Oito detentos

Agentes retiram presos da CPPL III que estavam marcados para morrer

O presidente do Conselho Penitenciário do Estado (Copen), Cláudio Justa, disse que os agentes “literalmente salvaram a vida dos internos”. Conforme Justa, eles “estavam decretados para morrer pela facção”
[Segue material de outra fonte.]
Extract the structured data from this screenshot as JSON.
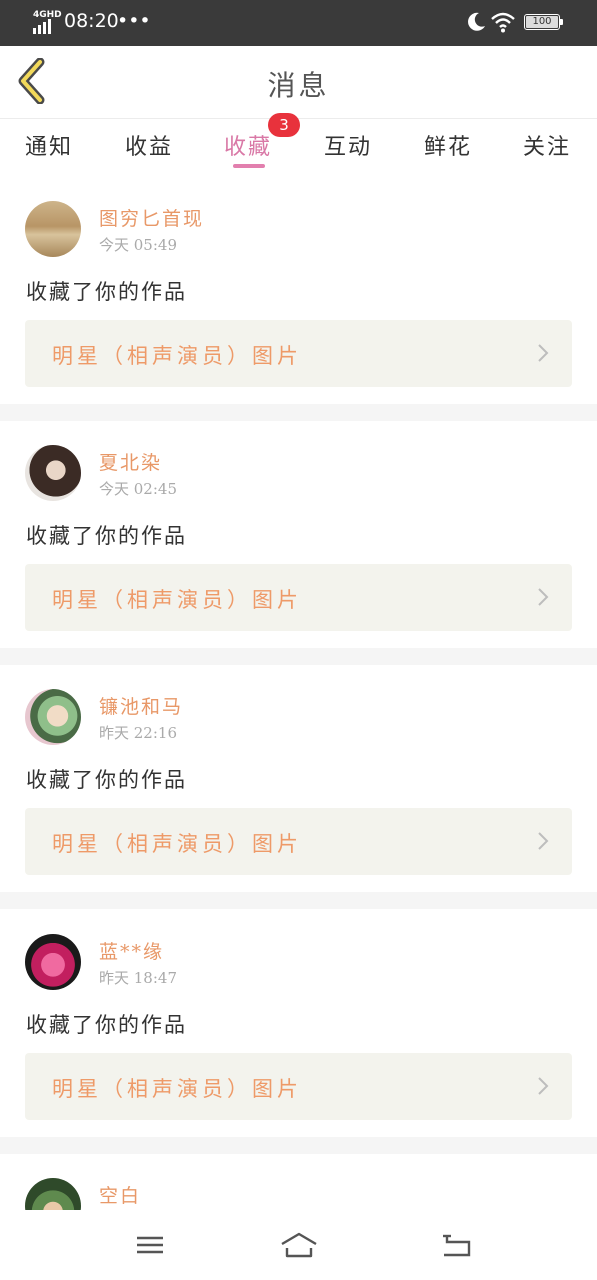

22:06 · 29.03.2018 / atualizado às 09:36 · 30.03.2018

Oito presos que estavam recolhidos na Casa de Privação Provisória de Liberdade Professor José Jucá Neto (CPPL III) foram transferidos da unidade após serem ameaçados de morte pelos rivais. A transferência foi realizada por agentes penitenciários plantonistas e do Grupo de Ações Penitenciárias (GAP) na tarde desta quinta-feira (29) e confirmada pela Secretaria de Justiça e Cidadania (Sejus). 

De acordo com a Sejus, os internos foram removidos antes de qualquer tipo conflito. A Pasta explicou ainda que as ameaças eram verbais. A CPPL III abriga internos que se dizem filiados a facção criminosa Primeiro Comando da Capital (PCC). 

O presidente do Conselho Penitenciário do Estado (Copen), Cláudio Justa, disse que os agentes “literalmente salvaram a vida dos internos”. Conforme Justa, eles “estavam decretados para morrer pela facção”. 

Claudio Justa explica que, inicialmente, “os agentes da própria unidade perceberam a movimentação para as execuções e agiram para evitar o que seria mais uma chacina”. 

O órgão penitenciário destaca que recomendará para a Secretaria de Justiça elogio funcional para os agentes envolvidos na ação. “Mesmo diante da vulnerabilidade das condições operacionais de trabalho eles agiram heroicamente e evitaram uma chacina na CPLL III”. 

Justa disse ainda que não há informações sobre o motivação de eles terem sido “condenados” a morte, mas “na maioria dos casos, os decretados traíram a confiança da facção”, finalizou.